Allgemeiner Deutscher Fahrrad-Club e. V. (ADFC)

Autobahn Verkehr in beide Richtungen

Schon jetzt ist die A5 bis zu 8 Spuren breit, noch zwei mehr? Nein! © Ulrike Heitzer-Priem/ADFC Hochtaunus

Stopp A5-Ausbau

Bund und Land wollen die A5 zwischen Friedberg und Frankfurt auf bis zu zehn Spuren ausbauen. Diese Planung ist nicht mehr zeitgemäß, darum lehnt der ADFC sie gemeinsam mit über 60 anderen Organisationen ab. Es gibt bessere Lösungen.

Autofahren ist extrem schädlich für das Klima, daran ändern auch E-Autos nichts Grundsätzliches.

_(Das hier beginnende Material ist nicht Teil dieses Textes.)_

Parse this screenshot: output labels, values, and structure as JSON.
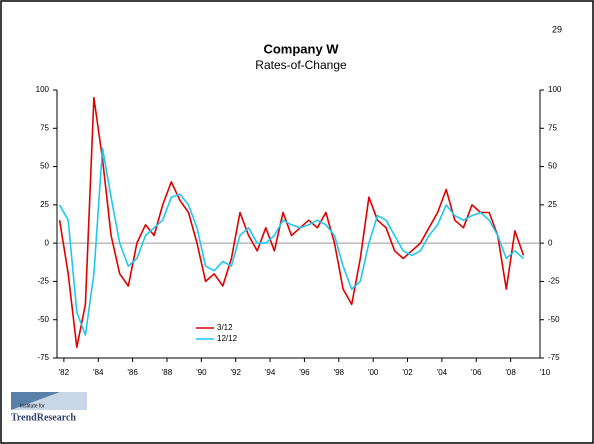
{
  "page_number": "29",
  "logo": {
    "tagline": "Institute for",
    "name": "TrendResearch"
  },
  "chart_data": {
    "type": "line",
    "title": "Company W",
    "subtitle": "Rates-of-Change",
    "x": [
      1981.75,
      1982.25,
      1982.75,
      1983.25,
      1983.75,
      1984.25,
      1984.75,
      1985.25,
      1985.75,
      1986.25,
      1986.75,
      1987.25,
      1987.75,
      1988.25,
      1988.75,
      1989.25,
      1989.75,
      1990.25,
      1990.75,
      1991.25,
      1991.75,
      1992.25,
      1992.75,
      1993.25,
      1993.75,
      1994.25,
      1994.75,
      1995.25,
      1995.75,
      1996.25,
      1996.75,
      1997.25,
      1997.75,
      1998.25,
      1998.75,
      1999.25,
      1999.75,
      2000.25,
      2000.75,
      2001.25,
      2001.75,
      2002.25,
      2002.75,
      2003.25,
      2003.75,
      2004.25,
      2004.75,
      2005.25,
      2005.75,
      2006.25,
      2006.75,
      2007.25,
      2007.75,
      2008.25,
      2008.75
    ],
    "series": [
      {
        "name": "3/12",
        "color": "#e00000",
        "values": [
          15,
          -20,
          -68,
          -40,
          95,
          55,
          5,
          -20,
          -28,
          0,
          12,
          5,
          25,
          40,
          28,
          20,
          0,
          -25,
          -20,
          -28,
          -10,
          20,
          5,
          -5,
          10,
          -5,
          20,
          5,
          10,
          15,
          10,
          20,
          0,
          -30,
          -40,
          -10,
          30,
          15,
          10,
          -5,
          -10,
          -5,
          0,
          10,
          20,
          35,
          15,
          10,
          25,
          20,
          20,
          5,
          -30,
          8,
          -8
        ]
      },
      {
        "name": "12/12",
        "color": "#1ec8f0",
        "values": [
          25,
          15,
          -45,
          -60,
          -20,
          62,
          30,
          0,
          -15,
          -10,
          5,
          10,
          15,
          30,
          32,
          25,
          10,
          -15,
          -18,
          -12,
          -15,
          5,
          10,
          0,
          0,
          5,
          15,
          12,
          10,
          12,
          15,
          12,
          5,
          -15,
          -30,
          -25,
          0,
          18,
          15,
          5,
          -5,
          -8,
          -5,
          5,
          12,
          25,
          18,
          15,
          18,
          20,
          15,
          5,
          -10,
          -5,
          -10
        ]
      }
    ],
    "xlim": [
      1981.6,
      2010
    ],
    "xticks": [
      {
        "value": 1982,
        "label": "'82"
      },
      {
        "value": 1984,
        "label": "'84"
      },
      {
        "value": 1986,
        "label": "'86"
      },
      {
        "value": 1988,
        "label": "'88"
      },
      {
        "value": 1990,
        "label": "'90"
      },
      {
        "value": 1992,
        "label": "'92"
      },
      {
        "value": 1994,
        "label": "'94"
      },
      {
        "value": 1996,
        "label": "'96"
      },
      {
        "value": 1998,
        "label": "'98"
      },
      {
        "value": 2000,
        "label": "'00"
      },
      {
        "value": 2002,
        "label": "'02"
      },
      {
        "value": 2004,
        "label": "'04"
      },
      {
        "value": 2006,
        "label": "'06"
      },
      {
        "value": 2008,
        "label": "'08"
      },
      {
        "value": 2010,
        "label": "'10"
      }
    ],
    "ylim": [
      -75,
      100
    ],
    "yticks": [
      -75,
      -50,
      -25,
      0,
      25,
      50,
      75,
      100
    ],
    "zero_line": true,
    "legend": "lower-left"
  }
}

Viele Menschen haben längst erkannt, dass es Alternativen gibt, und folgerichtig geht die Zahl der gefahrenen Kilometer zurück.

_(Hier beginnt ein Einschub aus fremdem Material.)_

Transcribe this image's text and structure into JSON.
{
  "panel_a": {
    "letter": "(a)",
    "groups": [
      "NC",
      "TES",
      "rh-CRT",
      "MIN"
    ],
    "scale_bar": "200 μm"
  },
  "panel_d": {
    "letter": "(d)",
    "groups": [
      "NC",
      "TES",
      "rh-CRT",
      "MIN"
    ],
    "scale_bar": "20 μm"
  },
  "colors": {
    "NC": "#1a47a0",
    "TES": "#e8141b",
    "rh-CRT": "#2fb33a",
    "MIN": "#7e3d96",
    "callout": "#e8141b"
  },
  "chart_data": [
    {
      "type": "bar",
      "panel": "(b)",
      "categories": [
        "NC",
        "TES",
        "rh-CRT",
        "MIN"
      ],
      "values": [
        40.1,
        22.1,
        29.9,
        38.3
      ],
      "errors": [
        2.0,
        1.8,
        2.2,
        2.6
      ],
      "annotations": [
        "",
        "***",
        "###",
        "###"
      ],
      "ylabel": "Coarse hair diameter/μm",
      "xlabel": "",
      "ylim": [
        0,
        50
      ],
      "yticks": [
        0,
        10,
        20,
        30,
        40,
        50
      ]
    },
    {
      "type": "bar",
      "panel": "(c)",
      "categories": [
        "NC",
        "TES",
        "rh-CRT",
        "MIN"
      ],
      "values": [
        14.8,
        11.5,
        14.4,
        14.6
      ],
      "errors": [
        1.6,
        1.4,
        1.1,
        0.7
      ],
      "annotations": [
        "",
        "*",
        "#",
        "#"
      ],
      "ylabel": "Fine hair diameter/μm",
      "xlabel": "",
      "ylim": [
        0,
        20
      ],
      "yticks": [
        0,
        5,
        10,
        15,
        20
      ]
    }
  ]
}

Gründe gegen den Ausbau der Autobahn

  • Staus bleiben, erst durch die Baustellen über Jahre und dann durch mehr Verkehr, den jede neue Straße verursacht.
  • Verkehrsbelastung steigt, auf den Zubringern, in den Ortschaften, beim Abfahren von der Autobahn.
  • Pendler werden belastet. Jahrelange Bauarbeiten verursachen Chaos, Umleitungen und längere Fahrzeiten.
  • Die Umwelt leidet durch zunehmenden Verkehr, Lärm, Feinstaub und Luftverschmutzung.
  • Die Klimakrise verschärft sich. Der Straßenverkehr ist ein Hauptverursacher der CO2-Emissionen - und einer von zwei Bereichen, in denen die Belastung nicht geringer wird.
  • Nachhaltige Mobilität wird blockiert. Investitionen in Autobahnen verhindern eine Mobilitätswende, den Ausbau des öffentlichen Verkehrs und des Radverkehrs.
  • Wertvoller Ackerboden wird geopfert. Links und rechts der Autobahn liegen hochwertige landwirtschaftliche Flächen, die versiegelt werden. Meterhohe Schallschutzwälle- und wände verhindern den Luftaustausch. 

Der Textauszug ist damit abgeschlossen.